Повернула. Замок щёлкнул — не резко, а как-то устало, по-домашнему, словно вздохнул: «Ну вот, наконец-то…» Скрипнули петли, давно не знавшие масла, но не проржавели — держались, как и всё в этом доме: крепко, по-уральски. Дверь поддалась не сразу — застоялась, будто привыкла стоять на страже и не хотела сдаваться без малого боя. Светлана налегла плечом, и створка медленно, неохотно отошла, впуская её в полумрак сеней.
Сенцы встретили тишиной и прохладой. Здесь жара будто не имела власти: толстые стены держали холод, как кувшин держит родниковую воду. Пахло сухим деревом, старой мешковиной и чуть-чуть — морозом, словно холод зацепился за стены и не хотел уходить.
Пискнула половица, приветствуя её, как старую подружку. Светлана постояла миг, давая глазам привыкнуть к полумраку, позволяя жару остаться снаружи, и потянула на себя ещё одну скрипучую дверь, переступила высокий порог…

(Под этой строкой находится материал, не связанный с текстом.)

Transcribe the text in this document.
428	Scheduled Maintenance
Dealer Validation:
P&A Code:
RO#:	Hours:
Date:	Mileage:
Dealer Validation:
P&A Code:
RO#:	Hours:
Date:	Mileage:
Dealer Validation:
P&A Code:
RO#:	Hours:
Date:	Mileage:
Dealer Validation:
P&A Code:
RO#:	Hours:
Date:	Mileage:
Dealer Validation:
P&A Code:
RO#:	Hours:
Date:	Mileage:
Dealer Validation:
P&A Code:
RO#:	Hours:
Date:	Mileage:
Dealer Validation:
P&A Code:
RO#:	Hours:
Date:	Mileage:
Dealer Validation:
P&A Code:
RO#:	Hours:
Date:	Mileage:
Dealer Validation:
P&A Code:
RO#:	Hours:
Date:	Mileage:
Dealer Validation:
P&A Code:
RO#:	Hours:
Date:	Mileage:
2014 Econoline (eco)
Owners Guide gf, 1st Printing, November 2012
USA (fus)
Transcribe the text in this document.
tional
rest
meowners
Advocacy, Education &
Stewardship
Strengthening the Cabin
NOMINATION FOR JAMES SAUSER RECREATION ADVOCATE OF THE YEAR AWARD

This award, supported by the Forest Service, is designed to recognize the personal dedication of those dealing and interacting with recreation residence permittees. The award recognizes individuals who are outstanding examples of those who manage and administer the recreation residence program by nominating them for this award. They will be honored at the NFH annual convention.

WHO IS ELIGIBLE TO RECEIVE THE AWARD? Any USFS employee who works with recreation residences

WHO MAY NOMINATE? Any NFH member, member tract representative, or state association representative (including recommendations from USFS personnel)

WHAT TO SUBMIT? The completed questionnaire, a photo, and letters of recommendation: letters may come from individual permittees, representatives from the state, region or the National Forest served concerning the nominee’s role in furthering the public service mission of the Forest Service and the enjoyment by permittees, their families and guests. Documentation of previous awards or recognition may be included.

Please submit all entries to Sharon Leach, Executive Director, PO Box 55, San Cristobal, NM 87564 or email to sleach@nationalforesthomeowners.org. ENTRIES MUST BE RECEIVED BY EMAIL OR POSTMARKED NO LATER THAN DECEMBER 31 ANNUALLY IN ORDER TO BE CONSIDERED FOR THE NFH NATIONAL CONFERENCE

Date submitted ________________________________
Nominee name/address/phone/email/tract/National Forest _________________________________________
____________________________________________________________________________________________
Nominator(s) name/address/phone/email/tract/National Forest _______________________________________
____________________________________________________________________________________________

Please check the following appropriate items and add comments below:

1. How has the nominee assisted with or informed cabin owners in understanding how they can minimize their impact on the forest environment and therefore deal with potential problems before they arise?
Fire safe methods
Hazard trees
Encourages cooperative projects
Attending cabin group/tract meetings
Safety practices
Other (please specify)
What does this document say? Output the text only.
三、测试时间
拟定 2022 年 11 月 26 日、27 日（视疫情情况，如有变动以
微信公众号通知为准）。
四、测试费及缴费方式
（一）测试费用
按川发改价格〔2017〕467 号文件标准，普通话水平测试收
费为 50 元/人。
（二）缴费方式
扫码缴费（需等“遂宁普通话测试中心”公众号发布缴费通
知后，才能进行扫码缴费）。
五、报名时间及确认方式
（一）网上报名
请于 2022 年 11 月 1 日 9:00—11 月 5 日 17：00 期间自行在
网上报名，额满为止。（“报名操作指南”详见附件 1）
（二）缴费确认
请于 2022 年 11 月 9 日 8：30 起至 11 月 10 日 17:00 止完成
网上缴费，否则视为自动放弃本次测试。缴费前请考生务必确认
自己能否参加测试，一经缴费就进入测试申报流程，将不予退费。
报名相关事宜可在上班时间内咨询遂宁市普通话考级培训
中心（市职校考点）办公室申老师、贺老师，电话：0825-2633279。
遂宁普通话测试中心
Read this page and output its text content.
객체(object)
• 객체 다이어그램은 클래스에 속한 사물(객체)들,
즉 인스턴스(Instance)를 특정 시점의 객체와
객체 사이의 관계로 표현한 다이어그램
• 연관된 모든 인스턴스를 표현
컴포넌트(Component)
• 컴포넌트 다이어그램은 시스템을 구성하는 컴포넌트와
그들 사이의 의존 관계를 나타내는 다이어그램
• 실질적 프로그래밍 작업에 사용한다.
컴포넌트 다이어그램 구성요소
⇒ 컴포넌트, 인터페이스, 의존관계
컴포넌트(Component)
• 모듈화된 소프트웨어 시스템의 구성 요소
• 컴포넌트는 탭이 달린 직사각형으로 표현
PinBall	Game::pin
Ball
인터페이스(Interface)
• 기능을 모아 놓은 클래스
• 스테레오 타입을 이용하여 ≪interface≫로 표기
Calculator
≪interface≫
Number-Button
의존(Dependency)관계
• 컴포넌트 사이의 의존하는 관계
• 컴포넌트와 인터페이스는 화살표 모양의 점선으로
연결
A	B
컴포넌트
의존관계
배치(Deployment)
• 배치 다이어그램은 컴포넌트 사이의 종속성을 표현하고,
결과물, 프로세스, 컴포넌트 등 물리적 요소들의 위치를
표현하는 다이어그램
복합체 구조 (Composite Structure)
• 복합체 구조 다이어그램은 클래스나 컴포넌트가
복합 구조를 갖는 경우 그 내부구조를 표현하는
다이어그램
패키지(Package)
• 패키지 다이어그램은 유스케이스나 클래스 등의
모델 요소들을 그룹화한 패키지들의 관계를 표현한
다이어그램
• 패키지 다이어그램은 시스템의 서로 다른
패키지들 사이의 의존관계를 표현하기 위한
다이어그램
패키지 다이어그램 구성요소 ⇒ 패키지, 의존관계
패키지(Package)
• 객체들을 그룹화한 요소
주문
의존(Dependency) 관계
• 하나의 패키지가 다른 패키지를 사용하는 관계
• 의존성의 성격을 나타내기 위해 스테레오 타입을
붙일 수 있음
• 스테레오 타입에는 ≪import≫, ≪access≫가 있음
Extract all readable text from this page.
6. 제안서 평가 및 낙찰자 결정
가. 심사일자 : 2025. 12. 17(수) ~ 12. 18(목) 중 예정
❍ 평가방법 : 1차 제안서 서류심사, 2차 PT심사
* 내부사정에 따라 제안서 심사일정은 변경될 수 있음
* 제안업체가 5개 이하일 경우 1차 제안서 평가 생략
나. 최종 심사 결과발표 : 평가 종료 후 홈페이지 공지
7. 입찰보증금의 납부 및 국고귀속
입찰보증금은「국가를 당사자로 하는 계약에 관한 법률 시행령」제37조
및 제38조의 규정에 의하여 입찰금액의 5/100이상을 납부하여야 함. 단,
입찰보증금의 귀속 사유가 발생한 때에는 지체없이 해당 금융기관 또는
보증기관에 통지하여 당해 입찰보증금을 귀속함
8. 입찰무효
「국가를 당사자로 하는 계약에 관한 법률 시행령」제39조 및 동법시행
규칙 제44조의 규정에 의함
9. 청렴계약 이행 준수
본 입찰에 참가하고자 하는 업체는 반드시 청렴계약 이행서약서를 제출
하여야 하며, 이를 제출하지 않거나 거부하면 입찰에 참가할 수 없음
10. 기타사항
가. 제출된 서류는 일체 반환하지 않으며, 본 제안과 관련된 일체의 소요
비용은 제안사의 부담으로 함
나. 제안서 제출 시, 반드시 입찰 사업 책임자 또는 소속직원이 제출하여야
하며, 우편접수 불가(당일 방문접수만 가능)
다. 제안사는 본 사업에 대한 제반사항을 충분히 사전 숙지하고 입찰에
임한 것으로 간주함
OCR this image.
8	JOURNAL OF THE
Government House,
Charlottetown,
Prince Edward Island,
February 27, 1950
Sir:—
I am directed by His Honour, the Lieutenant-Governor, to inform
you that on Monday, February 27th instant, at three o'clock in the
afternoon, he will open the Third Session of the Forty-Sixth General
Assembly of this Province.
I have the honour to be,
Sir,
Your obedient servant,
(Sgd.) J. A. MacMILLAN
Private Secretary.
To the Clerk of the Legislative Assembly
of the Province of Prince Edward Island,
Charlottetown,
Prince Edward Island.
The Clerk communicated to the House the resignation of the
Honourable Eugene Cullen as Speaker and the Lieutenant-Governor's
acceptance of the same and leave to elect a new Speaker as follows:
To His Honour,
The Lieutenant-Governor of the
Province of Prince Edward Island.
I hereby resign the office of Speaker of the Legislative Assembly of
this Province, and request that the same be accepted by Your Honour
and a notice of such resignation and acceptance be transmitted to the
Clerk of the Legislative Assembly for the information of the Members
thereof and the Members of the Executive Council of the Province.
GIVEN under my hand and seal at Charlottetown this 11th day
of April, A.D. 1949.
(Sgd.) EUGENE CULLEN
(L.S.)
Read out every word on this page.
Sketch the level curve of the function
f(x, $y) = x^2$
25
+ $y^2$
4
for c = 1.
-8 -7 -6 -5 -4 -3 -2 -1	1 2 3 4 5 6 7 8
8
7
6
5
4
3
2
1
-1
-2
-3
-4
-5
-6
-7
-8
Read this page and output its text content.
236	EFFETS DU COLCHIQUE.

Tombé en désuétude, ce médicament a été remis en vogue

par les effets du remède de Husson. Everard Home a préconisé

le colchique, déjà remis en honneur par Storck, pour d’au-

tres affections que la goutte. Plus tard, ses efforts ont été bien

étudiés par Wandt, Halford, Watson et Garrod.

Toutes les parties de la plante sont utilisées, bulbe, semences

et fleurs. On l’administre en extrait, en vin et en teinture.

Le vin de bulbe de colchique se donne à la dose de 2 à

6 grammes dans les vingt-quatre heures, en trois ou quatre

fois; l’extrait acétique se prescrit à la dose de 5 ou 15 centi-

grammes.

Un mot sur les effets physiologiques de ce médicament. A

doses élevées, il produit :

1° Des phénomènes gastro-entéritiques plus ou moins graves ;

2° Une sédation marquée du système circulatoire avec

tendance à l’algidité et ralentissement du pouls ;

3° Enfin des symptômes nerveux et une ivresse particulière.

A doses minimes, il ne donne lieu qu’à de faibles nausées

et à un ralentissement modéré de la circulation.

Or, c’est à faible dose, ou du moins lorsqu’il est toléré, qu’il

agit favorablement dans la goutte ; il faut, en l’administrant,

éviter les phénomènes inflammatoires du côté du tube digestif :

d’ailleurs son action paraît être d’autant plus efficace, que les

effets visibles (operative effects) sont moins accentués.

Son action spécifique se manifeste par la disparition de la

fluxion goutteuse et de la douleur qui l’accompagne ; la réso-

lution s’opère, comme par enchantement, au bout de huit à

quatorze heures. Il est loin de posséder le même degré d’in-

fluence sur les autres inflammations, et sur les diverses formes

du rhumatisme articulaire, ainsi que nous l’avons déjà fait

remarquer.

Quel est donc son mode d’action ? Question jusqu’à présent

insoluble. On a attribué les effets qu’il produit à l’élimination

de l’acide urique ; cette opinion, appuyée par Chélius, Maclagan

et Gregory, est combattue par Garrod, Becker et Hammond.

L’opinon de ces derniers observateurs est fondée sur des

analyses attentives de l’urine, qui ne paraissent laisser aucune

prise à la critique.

Запах дома ударил сразу — густой, тёплый, сотканный из тысяч слоёв: старого льняного масла, въевшегося в дерево, сушёных грибов и ягод в холщовых мешочках, морщинистых ломтиков яблок, нанизанных на шпагат вдоль печи. Проворно нанизывают женские пальцы прозрачный ломтик на нитку, вяжут узелок, потом другой, и так, казалось, до бесконечности. «Наша печа так бусики любит», — смеялась маленькая Светочка. Прабабка Надя прыскала в кулак: «А то, что девка на выданье».
Печной дым за сто с лишним лет стал неотъемлемой частью стен. И едва уловимо запах крахмала от скатертей, которые давно не вынимали из шкафа, но они всё ещё хранили запах памяти.
Печь — слева, занимая добрую четверть большой комнаты-кухни. Прямо у устья, в «бабьем куте», на гвоздике висит ухват, на другом темнеет бочок чугунка, над лавкой, будто покачиваясь — пучки трав. У окна, прикрытого от чужих глаз занавеской — льняной, почти прозрачной от времени, с мелкими ромашками по подолу, — стол под вышитым рушником. На нём угадывались птицы: вроде и не павлины (в Веселовке их и не видывали), а скорее петухи, но и это было не точно. Просто птица — рождённая фантазией мастерицы, которая расшивала по своему разумению.
Светлана подошла к окну, аккуратно сдвинула занавеску. Задержала взгляд на саде. Яблоня «Белый налив» стояла посредине — старая, но живая. Ветви её клонились к земле, будто она кланялась всему, что прошло под ней. Светлана вспомнила, как эта яблоня цвела, когда она была девочкой, и как смотрела на неё из этого самого окна, мечтая, что однажды её жизнь станет такой же цветущей. Тогда ей казалось, что это окно — граница между детством и чем-то большим. Теперь она поняла: это окно — граница между прошлым и настоящим.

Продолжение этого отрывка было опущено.